In Lefevre's narrative, Livermore goes broke 4 times. The first two have to do with bad executions. He then realizes that he has to change his game and go for the long pull. He sees a big smash coming in 1907. Yet, he is a bit early in calling it, and goes broke a third time. The next time we see him lose all his money, in late 1908, he will remain in a slump for the next 5 years, until 1915. During this period he realizes that, this Wall Street game is a psychological one.
The remaining of the book deals with Livermore's methods as a stock "manipulator" for other people. As he says, Stocks are manipulated to the highest point possible and then sold to the public on the way down... It is perfectly astonishing how much stock a man can get rid of on a decline. And, the public's buying capacity ... was something that they could determine only by actual tests. Sounds familiar?

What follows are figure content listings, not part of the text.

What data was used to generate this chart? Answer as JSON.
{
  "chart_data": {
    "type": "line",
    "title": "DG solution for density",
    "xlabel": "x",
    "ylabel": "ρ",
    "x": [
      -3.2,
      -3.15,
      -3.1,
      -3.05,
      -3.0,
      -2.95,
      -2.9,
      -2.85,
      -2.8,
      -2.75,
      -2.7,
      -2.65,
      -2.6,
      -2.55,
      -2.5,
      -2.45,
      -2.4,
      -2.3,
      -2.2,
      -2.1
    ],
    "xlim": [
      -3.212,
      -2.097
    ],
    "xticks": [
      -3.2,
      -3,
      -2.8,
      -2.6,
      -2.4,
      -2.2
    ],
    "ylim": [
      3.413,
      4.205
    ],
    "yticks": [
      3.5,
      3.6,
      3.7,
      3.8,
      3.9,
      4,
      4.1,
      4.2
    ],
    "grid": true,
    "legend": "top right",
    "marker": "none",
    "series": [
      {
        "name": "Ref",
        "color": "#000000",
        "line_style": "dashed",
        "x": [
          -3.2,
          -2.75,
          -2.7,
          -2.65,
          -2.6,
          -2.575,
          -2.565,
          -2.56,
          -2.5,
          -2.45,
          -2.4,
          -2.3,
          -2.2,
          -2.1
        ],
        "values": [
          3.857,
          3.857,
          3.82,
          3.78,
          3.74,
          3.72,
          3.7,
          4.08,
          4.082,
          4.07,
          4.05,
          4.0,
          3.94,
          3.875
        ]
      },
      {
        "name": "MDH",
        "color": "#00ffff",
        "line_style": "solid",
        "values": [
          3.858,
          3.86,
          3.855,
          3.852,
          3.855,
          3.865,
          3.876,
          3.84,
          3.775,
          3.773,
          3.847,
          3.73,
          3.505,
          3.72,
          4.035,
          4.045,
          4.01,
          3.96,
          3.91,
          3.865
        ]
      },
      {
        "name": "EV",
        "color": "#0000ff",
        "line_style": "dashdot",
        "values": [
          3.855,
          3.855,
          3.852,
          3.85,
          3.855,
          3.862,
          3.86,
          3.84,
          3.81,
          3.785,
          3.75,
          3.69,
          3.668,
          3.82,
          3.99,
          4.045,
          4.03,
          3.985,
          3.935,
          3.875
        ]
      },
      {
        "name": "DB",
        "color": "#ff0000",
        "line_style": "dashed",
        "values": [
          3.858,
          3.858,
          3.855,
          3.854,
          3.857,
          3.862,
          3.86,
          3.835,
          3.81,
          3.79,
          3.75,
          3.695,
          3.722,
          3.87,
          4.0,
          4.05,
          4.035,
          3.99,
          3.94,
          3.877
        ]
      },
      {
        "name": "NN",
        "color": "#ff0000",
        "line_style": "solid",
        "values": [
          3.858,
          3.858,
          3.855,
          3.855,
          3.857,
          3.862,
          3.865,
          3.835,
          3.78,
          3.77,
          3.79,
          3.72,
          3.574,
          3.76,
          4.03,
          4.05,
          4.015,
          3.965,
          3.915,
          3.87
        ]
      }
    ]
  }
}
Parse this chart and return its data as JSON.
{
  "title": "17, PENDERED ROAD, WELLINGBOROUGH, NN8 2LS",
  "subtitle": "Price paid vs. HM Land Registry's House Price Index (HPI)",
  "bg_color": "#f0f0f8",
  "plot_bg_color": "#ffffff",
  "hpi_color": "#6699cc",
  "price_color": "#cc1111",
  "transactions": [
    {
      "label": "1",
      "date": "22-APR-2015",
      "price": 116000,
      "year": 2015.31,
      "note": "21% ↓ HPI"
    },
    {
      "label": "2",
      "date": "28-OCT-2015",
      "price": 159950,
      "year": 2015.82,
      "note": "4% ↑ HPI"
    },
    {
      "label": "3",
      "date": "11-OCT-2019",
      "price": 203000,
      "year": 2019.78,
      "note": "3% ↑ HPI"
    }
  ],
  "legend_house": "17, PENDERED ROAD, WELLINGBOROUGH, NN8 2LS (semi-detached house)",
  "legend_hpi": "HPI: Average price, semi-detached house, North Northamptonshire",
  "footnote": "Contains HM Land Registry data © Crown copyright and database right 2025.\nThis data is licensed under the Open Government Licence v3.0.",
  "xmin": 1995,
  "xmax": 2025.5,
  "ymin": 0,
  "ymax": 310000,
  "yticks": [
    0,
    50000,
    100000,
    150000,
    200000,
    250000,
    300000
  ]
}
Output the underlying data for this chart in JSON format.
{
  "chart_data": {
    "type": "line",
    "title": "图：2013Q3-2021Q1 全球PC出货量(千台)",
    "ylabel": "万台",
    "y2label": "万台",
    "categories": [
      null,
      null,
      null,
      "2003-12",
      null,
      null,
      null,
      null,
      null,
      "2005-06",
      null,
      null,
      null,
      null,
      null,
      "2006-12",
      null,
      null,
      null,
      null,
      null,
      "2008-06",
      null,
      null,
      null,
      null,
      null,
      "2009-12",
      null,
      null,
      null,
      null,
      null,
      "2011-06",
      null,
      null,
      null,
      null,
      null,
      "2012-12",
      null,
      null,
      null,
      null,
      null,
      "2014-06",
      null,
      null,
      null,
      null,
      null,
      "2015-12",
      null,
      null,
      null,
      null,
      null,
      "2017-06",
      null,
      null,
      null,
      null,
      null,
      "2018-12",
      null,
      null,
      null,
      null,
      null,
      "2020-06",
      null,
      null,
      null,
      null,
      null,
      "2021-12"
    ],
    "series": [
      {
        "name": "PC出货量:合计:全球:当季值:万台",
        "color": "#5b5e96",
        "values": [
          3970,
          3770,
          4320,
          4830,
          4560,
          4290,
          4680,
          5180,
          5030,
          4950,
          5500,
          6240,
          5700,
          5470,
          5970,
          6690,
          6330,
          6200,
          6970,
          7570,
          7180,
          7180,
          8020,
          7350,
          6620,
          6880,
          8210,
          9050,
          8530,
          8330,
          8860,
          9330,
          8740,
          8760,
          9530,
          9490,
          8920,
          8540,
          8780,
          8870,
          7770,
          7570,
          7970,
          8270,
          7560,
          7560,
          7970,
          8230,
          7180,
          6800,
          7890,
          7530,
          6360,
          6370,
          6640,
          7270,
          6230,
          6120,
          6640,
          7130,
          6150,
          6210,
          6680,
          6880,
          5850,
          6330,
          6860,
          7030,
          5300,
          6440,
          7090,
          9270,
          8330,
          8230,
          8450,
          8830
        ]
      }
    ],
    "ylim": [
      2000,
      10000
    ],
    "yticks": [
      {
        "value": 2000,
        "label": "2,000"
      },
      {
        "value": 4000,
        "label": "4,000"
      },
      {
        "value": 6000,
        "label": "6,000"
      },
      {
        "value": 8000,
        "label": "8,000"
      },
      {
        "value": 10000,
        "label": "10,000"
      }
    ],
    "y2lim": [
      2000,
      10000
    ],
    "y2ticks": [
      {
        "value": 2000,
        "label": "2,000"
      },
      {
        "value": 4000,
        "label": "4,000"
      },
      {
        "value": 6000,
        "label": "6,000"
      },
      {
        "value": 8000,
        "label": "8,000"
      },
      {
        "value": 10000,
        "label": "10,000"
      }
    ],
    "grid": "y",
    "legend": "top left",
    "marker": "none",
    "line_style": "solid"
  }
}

In the annotations we are told that Livermore will make millions in the 1929 crash but will suffer a series of setbacks following the multi-month rally of mid-1932. He will file for bankruptcy for a fourth time in 1934.
PS. For a video on the 1929 crash and Livermore, see [...]
I am just stunned at how the editors (or whomever) did such a poor job on the Kindle edition. It is unreadable. The annotations are mixed in with the text, not hyperlinked. Disaster. What a waste of a wonderful medium!
I went ahead and bought the non-annotated version. It's wonderful. I can actually read it. I suppose it's nice to the have the annotated version to refer to later, after I'm actually done reading the ACTUAL book.
To the folks behind the Kindle edition -- shame on you. You rushed it out and it shows.
Update: I went back and read the annotated version after having read the non-annotated version. The annotations are actually very useful! But the problem for me was in the readability.
Update 2: I've bumped it up to 4 stars. It's a fair point that one commenter made that the review should be on the book, not the layout. However, there was a real issue with this layout that made the book very difficult to read. At any rate, perhaps they've solved it (get the free sample and see for yourself); the book itself is marvelous.